Now, if you choose a different value for VGS, the only thing that will change is

that the saturation current will be different.

For example, let's make VGS smaller, we are here.

But the way you approach saturation is still the same.

At above VGS equal to 3 phi t, you have reached saturation.

So, the saturation point, so although they're not clearly defined, can be

assumed to be about 3 phi t and you can see that one is above the other.

This is different from what we have seen in the Strong Inversion case.

[COUGH] Now, a few other things. VM, as I mentioned before is the value of

VGS that then shoot to the upper limit of Weak Inversion.

Above it, above VGS minus VS, which is represented, excuse me, above VGS equal

to VM represented by this curve, you are in moderate inversion.

So, VGS, VGS equal to VM is the maximum value of VGS for Weak Inversion and when

VGS goes below that, then VGS minus VM becomes negative and the exponent becomes

smaller. Now, when you make VGS equal to VM, this

entire thing here reduces to just IM prime times W over L and this is why this

top curve is IM prime W over L. So, what is IM prime?

It is the current at the top of Weak Inversion per W over L if you like.

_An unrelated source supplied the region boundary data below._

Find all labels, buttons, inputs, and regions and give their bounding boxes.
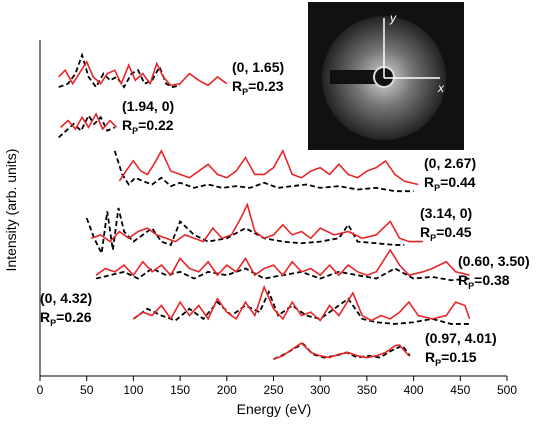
beam-label: (0, 2.67) (424, 155, 476, 171)
x-tick-label: 450 (450, 383, 470, 397)
r-factor-label: RP=0.26 (40, 309, 92, 328)
inset-y-label: y (389, 11, 397, 25)
r-factor-part: P (468, 281, 474, 291)
r-factor-label: RP=0.45 (420, 224, 472, 243)
r-factor-part: R (232, 78, 242, 94)
r-factor-part: R (458, 272, 468, 288)
x-tick-label: 500 (497, 383, 517, 397)
r-factor-part: =0.15 (441, 349, 477, 365)
inset-x-label: x (437, 81, 445, 95)
x-tick-label: 300 (310, 383, 330, 397)
experiment-curve (273, 342, 410, 360)
x-tick-label: 400 (404, 383, 424, 397)
r-factor-part: R (420, 224, 430, 240)
x-axis-label: Energy (eV) (237, 401, 312, 417)
experiment-curve (95, 248, 470, 277)
r-factor-part: P (242, 87, 248, 97)
inset-image: y x (308, 2, 464, 150)
experiment-curve (118, 149, 419, 186)
experiment-curve (58, 60, 228, 87)
r-factor-label: RP=0.23 (232, 78, 284, 97)
theory-curve (85, 207, 405, 257)
experiment-curve (60, 112, 118, 131)
theory-curve (58, 52, 181, 89)
r-factor-part: P (434, 183, 440, 193)
r-factor-part: R (40, 309, 50, 325)
r-factor-part: P (435, 358, 441, 368)
r-factor-part: R (425, 349, 435, 365)
r-factor-label: RP=0.44 (424, 174, 476, 193)
beam-label: (0, 1.65) (232, 59, 284, 75)
theory-curve (58, 113, 116, 139)
r-factor-label: RP=0.22 (122, 117, 174, 136)
r-factor-part: =0.45 (436, 224, 472, 240)
theory-curve (273, 342, 411, 361)
x-tick-label: 150 (170, 383, 190, 397)
beam-label: (3.14, 0) (420, 205, 472, 221)
r-factor-label: RP=0.15 (425, 349, 477, 368)
r-factor-part: =0.38 (474, 272, 510, 288)
x-tick-label: 250 (263, 383, 283, 397)
y-axis-label: Intensity (arb. units) (3, 149, 19, 272)
beam-label: (0, 4.32) (40, 290, 92, 306)
beam-label: (0.97, 4.01) (425, 330, 497, 346)
x-tick-label: 50 (80, 383, 94, 397)
r-factor-part: P (50, 318, 56, 328)
r-factor-part: =0.22 (138, 117, 174, 133)
r-factor-part: P (132, 126, 138, 136)
r-factor-part: P (430, 233, 436, 243)
x-tick-label: 200 (217, 383, 237, 397)
r-factor-part: R (122, 117, 132, 133)
r-factor-part: =0.26 (56, 309, 92, 325)
x-tick-label: 100 (123, 383, 143, 397)
x-tick-label: 350 (357, 383, 377, 397)
experiment-curve (132, 284, 471, 322)
theory-curve (113, 150, 414, 193)
experiment-curve (91, 202, 423, 243)
x-tick-label: 0 (37, 383, 44, 397)
r-factor-label: RP=0.38 (458, 272, 510, 291)
beam-label: (0.60, 3.50) (458, 253, 530, 269)
r-factor-part: R (424, 174, 434, 190)
r-factor-part: =0.23 (248, 78, 284, 94)
r-factor-part: =0.44 (440, 174, 476, 190)
beam-label: (1.94, 0) (122, 98, 174, 114)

So, let us know, plot our Weak Inversion region equation, and compare it to an

All-Region Model. The solid line here is the All-Region

Model, to which we have added leakage currents is that our currents that flow

because of reverse biased p-n junctions, but they are tiny.

Notice this is a logarithmic axis so it represents orders of magnitude of, of

current change. So, this current here, the leakage

current, is much, much lower than the currents over here.